Documentary's Chief Executive Driven but Doesn't Succeed

Stupid Executive Tricks: In the documentary movie "," notes Philippe Brieu of Westwood, "the CEO is shown driving his SUV on a one-lane undivided road with an open book on the steering wheel (apparently turning pages)."

Sure enough, adds Brieu, "the movie ends with a crash--of his company."

Speaking of questionable business strategies: Beatrice Frankel of Upland found a bank that seems to admit it doesn't have much energy (see accompanying).

Now if the ad was talking about a tiered account, that would be different. . . .

Next time just get him a tie: In San Francisco, Examiner columnist P.J. Corkery has been having fun at the expense of Executive Editor Phil Bronstein of the rival Chronicle, who was attacked by a Komodo dragon at the L.A. Zoo the other day. The in-the-cage visit had been a Father's Day present arranged by Bronstein's actress-wife, Sharon Stone.

"Editors of San Francisco newspapers have been shot at, pistol-whipped and lynched," Corkery wrote. "This is the first time an editor of a San Francisco newspaper has been bitten by, yes, a dragon."

Dragon quiz: A reader sent this note to Corkery: "Answer: 'Basic Instinct.' Question: 'So why did the Komodo dragon bite Phil Bronstein?' "

Fish story: The incident got me to thinking about harrowing experiences of L.A. editors with critters. The best I could recall was a 1947 barracuda attack on an L.A. Herald Express city editor inside the Herald building.

It grew out of reporter Aggie Underwood's anger over a last-minute assignment to work Christmas Day.

"One of the mail room guys had brought me this barracuda and I put it in a tank of cold water in the photo lab so it would keep until time to go home," she later recalled.

She had a few drinks with colleagues in the photo lab, who egged her on to extract some revenge. So she grabbed the fish, ran into the newsroom and slapped it across the face of City Editor Lou Young.

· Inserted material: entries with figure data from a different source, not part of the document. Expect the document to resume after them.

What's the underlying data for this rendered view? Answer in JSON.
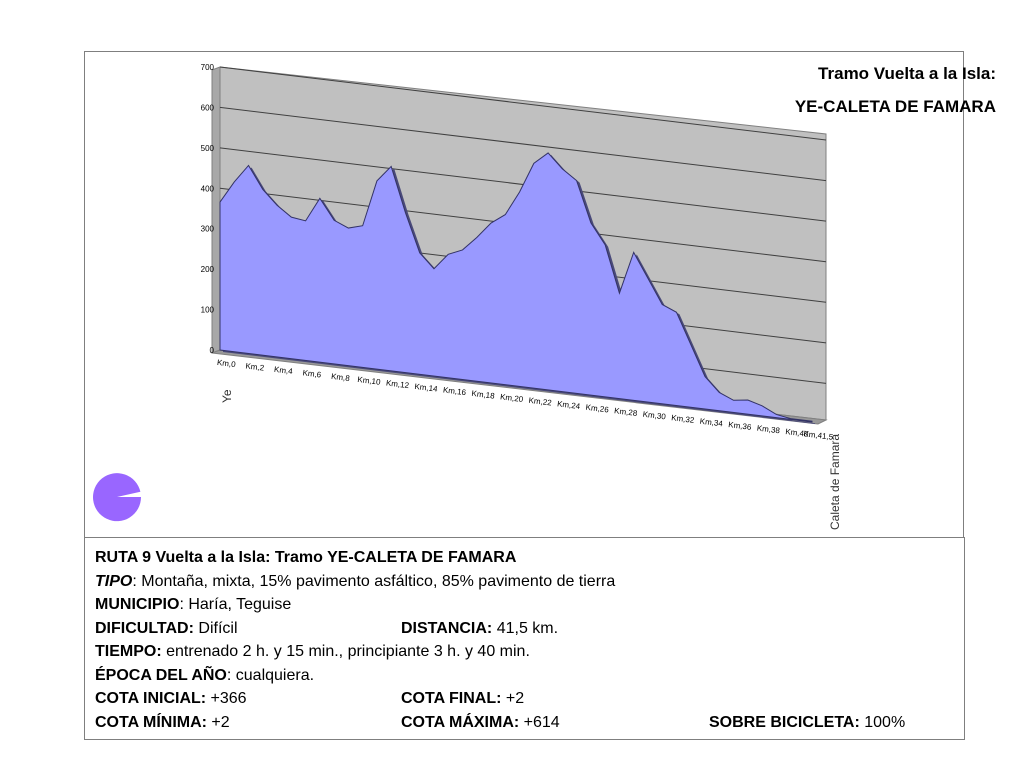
{
  "chart_data": {
    "type": "area",
    "title_line1": "Tramo Vuelta a la Isla:",
    "title_line2": "YE-CALETA DE FAMARA",
    "start_label": "Ye",
    "end_label": "Caleta de Famara",
    "ylim": [
      0,
      700
    ],
    "y_ticks": [
      "0",
      "100",
      "200",
      "300",
      "400",
      "500",
      "600",
      "700"
    ],
    "x_tick_labels": [
      "Km,0",
      "Km,2",
      "Km,4",
      "Km,6",
      "Km,8",
      "Km,10",
      "Km,12",
      "Km,14",
      "Km,16",
      "Km,18",
      "Km,20",
      "Km,22",
      "Km,24",
      "Km,26",
      "Km,28",
      "Km,30",
      "Km,32",
      "Km,34",
      "Km,36",
      "Km,38",
      "Km,40",
      "Km,41,5"
    ],
    "x": [
      0,
      1,
      2,
      3,
      4,
      5,
      6,
      7,
      8,
      9,
      10,
      11,
      12,
      13,
      14,
      15,
      16,
      17,
      18,
      19,
      20,
      21,
      22,
      23,
      24,
      25,
      26,
      27,
      28,
      29,
      30,
      31,
      32,
      33,
      34,
      35,
      36,
      37,
      38,
      39,
      40,
      41.5
    ],
    "values": [
      366,
      420,
      465,
      410,
      375,
      350,
      345,
      405,
      355,
      340,
      350,
      465,
      505,
      395,
      300,
      265,
      305,
      320,
      355,
      395,
      420,
      480,
      555,
      585,
      550,
      525,
      425,
      375,
      260,
      365,
      305,
      245,
      230,
      155,
      80,
      45,
      30,
      35,
      25,
      8,
      2,
      2
    ],
    "fill_color": "#9999ff",
    "grid": true
  },
  "info": {
    "title": "RUTA 9 Vuelta a la Isla: Tramo YE-CALETA DE FAMARA",
    "tipo_label": "TIPO",
    "tipo_value": ": Montaña, mixta, 15% pavimento asfáltico, 85% pavimento de tierra",
    "municipio_label": "MUNICIPIO",
    "municipio_value": ": Haría, Teguise",
    "dificultad_label": "DIFICULTAD:",
    "dificultad_value": " Difícil",
    "distancia_label": "DISTANCIA:",
    "distancia_value": " 41,5 km.",
    "tiempo_label": "TIEMPO:",
    "tiempo_value": " entrenado 2 h. y 15 min., principiante 3 h. y 40 min.",
    "epoca_label": "ÉPOCA DEL AÑO",
    "epoca_value": ": cualquiera.",
    "cota_inicial_label": "COTA INICIAL:",
    "cota_inicial_value": " +366",
    "cota_final_label": "COTA FINAL:",
    "cota_final_value": " +2",
    "cota_minima_label": "COTA MÍNIMA:",
    "cota_minima_value": " +2",
    "cota_maxima_label": "COTA MÁXIMA:",
    "cota_maxima_value": " +614",
    "bicicleta_label": "SOBRE BICICLETA:",
    "bicicleta_value": " 100%"
  },
  "colors": {
    "wall": "#c0c0c0",
    "area": "#9999ff",
    "area_edge": "#333366",
    "pie_icon": "#9966ff"
  },
  "icons": {
    "pie": "pie-chart-icon"
  }
}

"Lou jumped up and ran around behind the desk," she said. "If he had run for the door, I wouldn't have chased him. But he got himself trapped. . . ."

She belted him several more times, stopping when--to her horror--she noticed that she was being watched by the paper's managing editor.

Her fate? A few months later, she was promoted to city editor. Young joined the paper's staff of editorial writers, who were less prone to fish attacks.

miscelLAny: Sue Breternitz of Marina del Rey sent along a snapshot of her friend Brian Lustgarten and his wife, Suzanne, celebrating his graduation from a school for physician assistants. She wonders whether the restaurant that prepared the cake had a problem with Lustgarten's name or was commenting on his high marks.